In our case, applying the guiding principle of designing waste out of systems currently in place and incentivizing participation in that effort meant setting a goal of increasing both the quality and quantity of our selection for our supporters while also rewarding those who want to give their books another shot at being read (and loved!). Our hope is that implementing such a system will help keep those books out of the landfill or letting them languish in a storage facility or other space where they aren’t properly cared for and/or folks don’t have ready access to them.
How is your organization practicing circularity?
As bookstore-publisher hybrid, we want to reward our supporters who want to give a second (and maybe third or fourth!) life to books that meant something to them once but are no longer desirable enough or practical enough to maintain in a home library. In the most basic terms, our credit system is based on a 4:1 ratio of resalability and reward: four books of gently used (or better) quality equal one free paperback. This way, we refresh our bookstore’s shelves as our supporters make room for their next great reading obsession.

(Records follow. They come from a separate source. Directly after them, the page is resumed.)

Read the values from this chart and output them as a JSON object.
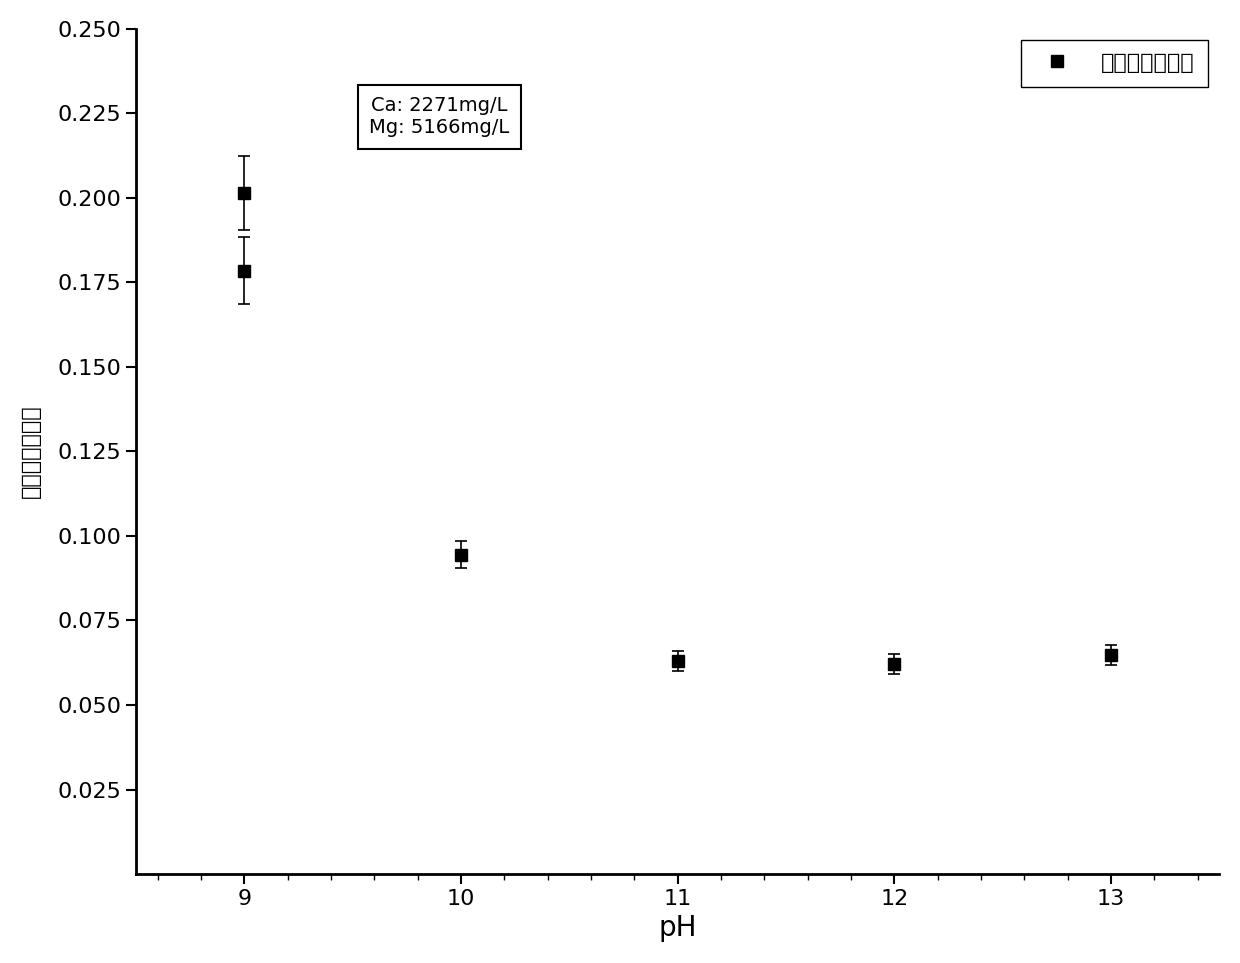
{
  "x_values": [
    9,
    9,
    10,
    11,
    12,
    13
  ],
  "y_values": [
    0.2015,
    0.1785,
    0.0945,
    0.063,
    0.0622,
    0.0648
  ],
  "y_errors": [
    0.011,
    0.01,
    0.004,
    0.003,
    0.003,
    0.003
  ],
  "xlabel": "pH",
  "ylabel": "馒镇沉淠摸尔比",
  "legend_label": "馒镇沉淠摸尔比",
  "annotation_text": "Ca: 2271mg/L\nMg: 5166mg/L",
  "xlim": [
    8.5,
    13.5
  ],
  "ylim": [
    0.0,
    0.25
  ],
  "yticks": [
    0.025,
    0.05,
    0.075,
    0.1,
    0.125,
    0.15,
    0.175,
    0.2,
    0.225,
    0.25
  ],
  "xticks": [
    9,
    10,
    11,
    12,
    13
  ],
  "marker": "s",
  "marker_size": 8,
  "color": "#000000",
  "background_color": "#ffffff",
  "xlabel_fontsize": 20,
  "ylabel_fontsize": 16,
  "tick_fontsize": 16,
  "legend_fontsize": 16,
  "annotation_fontsize": 14
}
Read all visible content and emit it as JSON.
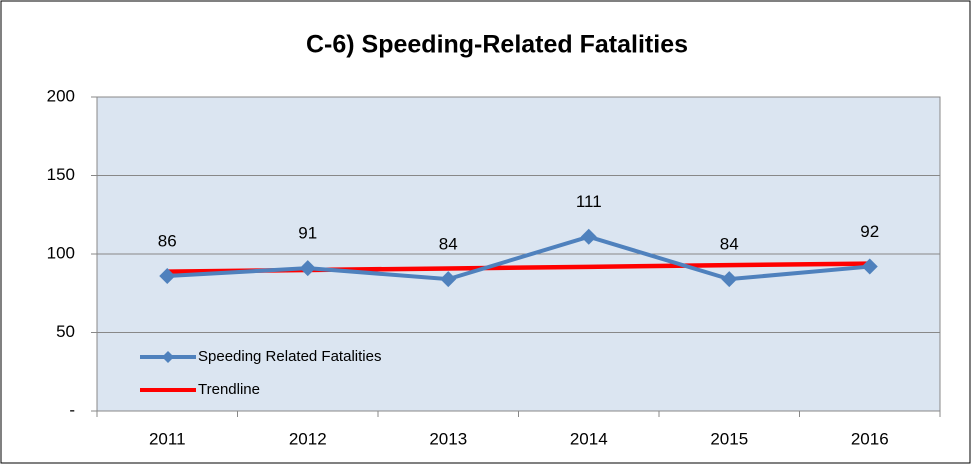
{
  "chart_data": {
    "type": "line",
    "title": "C-6) Speeding-Related Fatalities",
    "categories": [
      "2011",
      "2012",
      "2013",
      "2014",
      "2015",
      "2016"
    ],
    "series": [
      {
        "name": "Speeding Related Fatalities",
        "color": "#4f81bd",
        "values": [
          86,
          91,
          84,
          111,
          84,
          92
        ],
        "data_labels": true,
        "marker": "diamond"
      },
      {
        "name": "Trendline",
        "color": "#ff0000",
        "values": [
          88.8,
          89.8,
          90.8,
          91.8,
          92.9,
          93.9
        ],
        "data_labels": false
      }
    ],
    "ylim": [
      0,
      200
    ],
    "yticks": [
      {
        "value": 0,
        "label": "-"
      },
      50,
      100,
      150,
      200
    ],
    "grid": true,
    "legend": "lower left",
    "plot_background": "#dbe5f1"
  }
}
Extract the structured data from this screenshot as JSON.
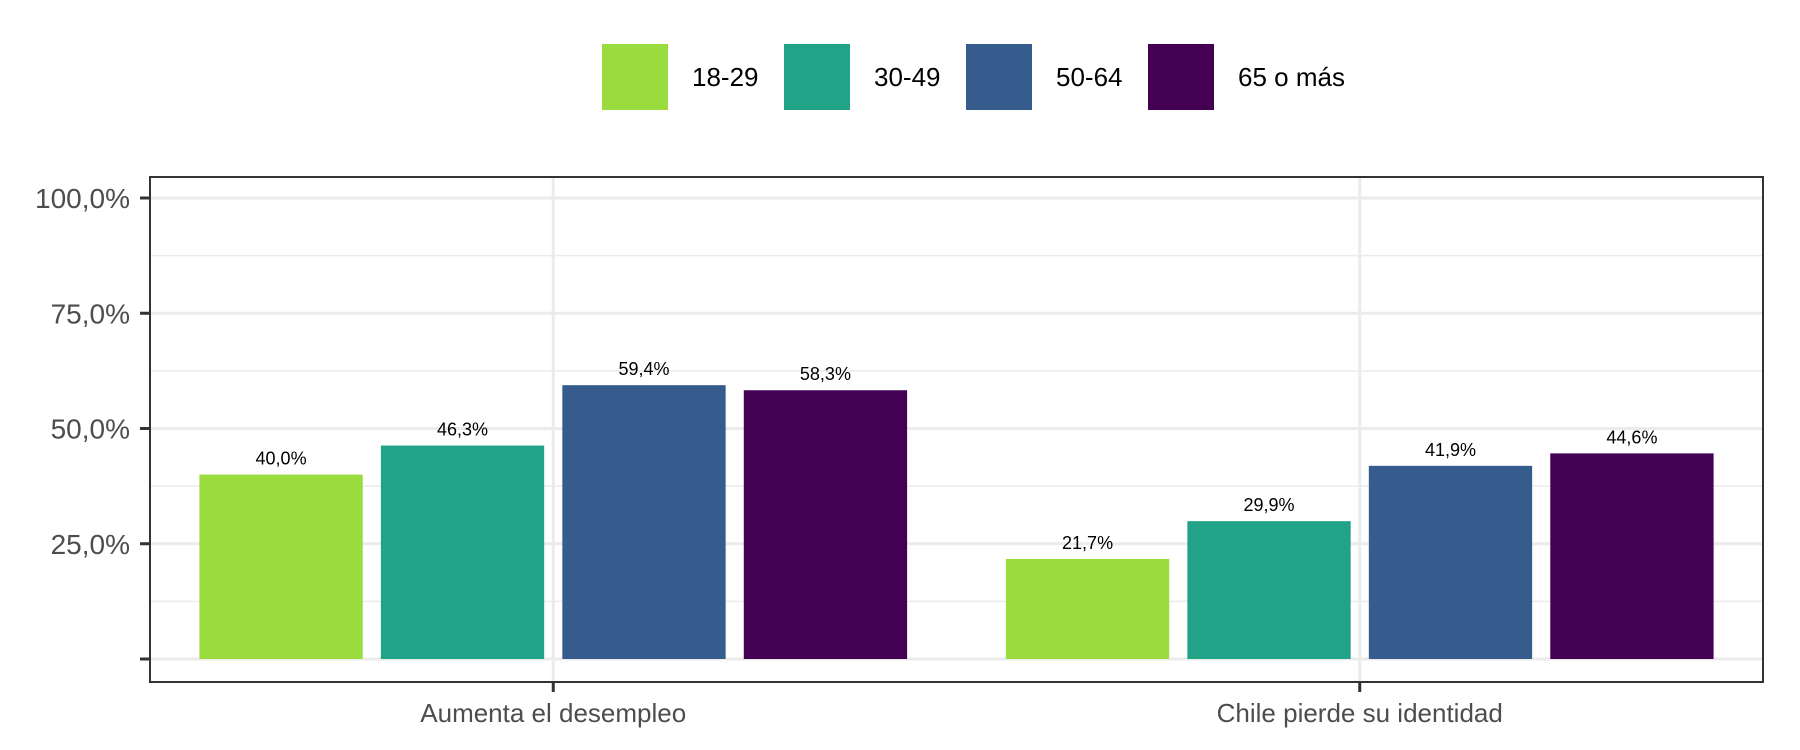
{
  "chart_data": {
    "type": "bar",
    "categories": [
      "Aumenta el desempleo",
      "Chile pierde su identidad"
    ],
    "series": [
      {
        "name": "18-29",
        "values": [
          40.0,
          21.7
        ],
        "labels": [
          "40,0%",
          "21,7%"
        ],
        "color": "#9ADB3E"
      },
      {
        "name": "30-49",
        "values": [
          46.3,
          29.9
        ],
        "labels": [
          "46,3%",
          "29,9%"
        ],
        "color": "#20A387"
      },
      {
        "name": "50-64",
        "values": [
          59.4,
          41.9
        ],
        "labels": [
          "59,4%",
          "41,9%"
        ],
        "color": "#365C8D"
      },
      {
        "name": "65 o más",
        "values": [
          58.3,
          44.6
        ],
        "labels": [
          "58,3%",
          "44,6%"
        ],
        "color": "#440154"
      }
    ],
    "ylim": [
      0,
      100
    ],
    "yticks": [
      0,
      25,
      50,
      75,
      100
    ],
    "ytick_labels": [
      "",
      "25,0%",
      "50,0%",
      "75,0%",
      "100,0%"
    ],
    "title": "",
    "xlabel": "",
    "ylabel": "",
    "grid": true,
    "legend_position": "top"
  }
}
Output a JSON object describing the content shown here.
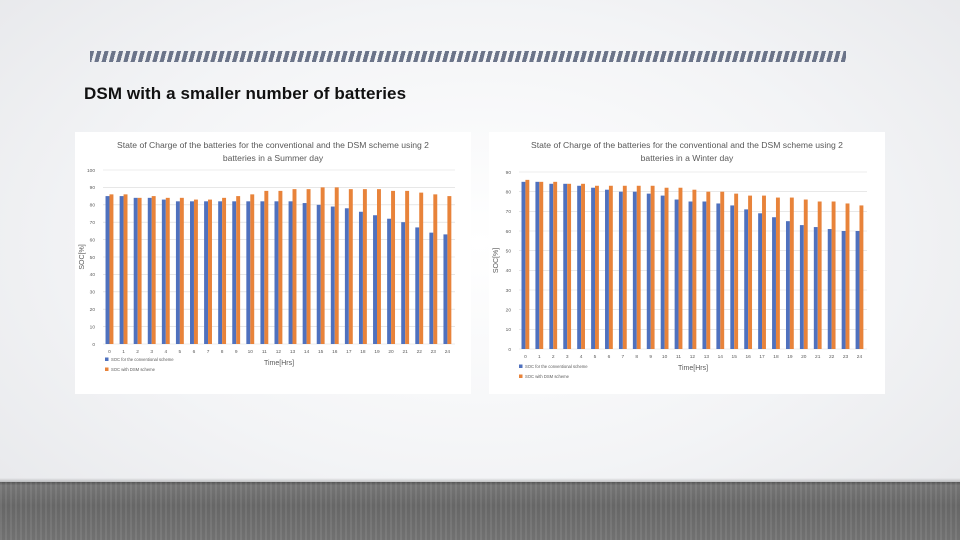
{
  "slide": {
    "title": "DSM with a smaller number of batteries"
  },
  "colors": {
    "conventional": "#4f71be",
    "dsm": "#e8833a",
    "grid": "#d9d9d9",
    "axis_text": "#595959"
  },
  "chart_data": [
    {
      "type": "bar",
      "title": "State of Charge of the batteries for the conventional and the DSM scheme using 2 batteries in a Summer day",
      "title_lines": [
        "State of Charge of the batteries for the conventional and the DSM scheme using 2",
        "batteries in a Summer day"
      ],
      "xlabel": "Time[Hrs]",
      "ylabel": "SOC[%]",
      "ylim": [
        0,
        100
      ],
      "yticks": [
        0,
        10,
        20,
        30,
        40,
        50,
        60,
        70,
        80,
        90,
        100
      ],
      "categories": [
        "0",
        "1",
        "2",
        "3",
        "4",
        "5",
        "6",
        "7",
        "8",
        "9",
        "10",
        "11",
        "12",
        "13",
        "14",
        "15",
        "16",
        "17",
        "18",
        "19",
        "20",
        "21",
        "22",
        "23",
        "24"
      ],
      "legend_position": "bottom-left",
      "grid": true,
      "series": [
        {
          "name": "SOC for the conventional scheme",
          "color": "#4f71be",
          "values": [
            85,
            85,
            84,
            84,
            83,
            82,
            82,
            82,
            82,
            82,
            82,
            82,
            82,
            82,
            81,
            80,
            79,
            78,
            76,
            74,
            72,
            70,
            67,
            64,
            63
          ]
        },
        {
          "name": "SOC with DSM scheme",
          "color": "#e8833a",
          "values": [
            86,
            86,
            84,
            85,
            84,
            84,
            83,
            83,
            84,
            85,
            86,
            88,
            88,
            89,
            89,
            90,
            90,
            89,
            89,
            89,
            88,
            88,
            87,
            86,
            85
          ]
        }
      ]
    },
    {
      "type": "bar",
      "title": "State of Charge of the batteries for the conventional and the DSM scheme using 2 batteries in a Winter day",
      "title_lines": [
        "State of Charge of the batteries for the conventional and the DSM scheme using 2",
        "batteries in a Winter day"
      ],
      "xlabel": "Time[Hrs]",
      "ylabel": "SOC[%]",
      "ylim": [
        0,
        90
      ],
      "yticks": [
        0,
        10,
        20,
        30,
        40,
        50,
        60,
        70,
        80,
        90
      ],
      "categories": [
        "0",
        "1",
        "2",
        "3",
        "4",
        "5",
        "6",
        "7",
        "8",
        "9",
        "10",
        "11",
        "12",
        "13",
        "14",
        "15",
        "16",
        "17",
        "18",
        "19",
        "20",
        "21",
        "22",
        "23",
        "24"
      ],
      "legend_position": "bottom-left",
      "grid": true,
      "series": [
        {
          "name": "SOC for the conventional scheme",
          "color": "#4f71be",
          "values": [
            85,
            85,
            84,
            84,
            83,
            82,
            81,
            80,
            80,
            79,
            78,
            76,
            75,
            75,
            74,
            73,
            71,
            69,
            67,
            65,
            63,
            62,
            61,
            60,
            60
          ]
        },
        {
          "name": "SOC with DSM scheme",
          "color": "#e8833a",
          "values": [
            86,
            85,
            85,
            84,
            84,
            83,
            83,
            83,
            83,
            83,
            82,
            82,
            81,
            80,
            80,
            79,
            78,
            78,
            77,
            77,
            76,
            75,
            75,
            74,
            73
          ]
        }
      ]
    }
  ]
}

How can others advance the circular economy?
Just speaking from the oddball position of bookstore-publisher hybrid project director, don’t throw books away you could otherwise donate to a school, Little Free Library, or trusted thrift store, treat those titles kindly while you read (a taller order for some than others, myself included) so they can be resold and are more likely to be reloved, and, last but not at all least, volunteer at a local library, the greatest, grandest literary circular economy of them all. This is an especially urgent issue here in Philadelphia where organizations like PARSL are working tirelessly to get more certified librarians back in the public school system, which is virtually volunteer-run.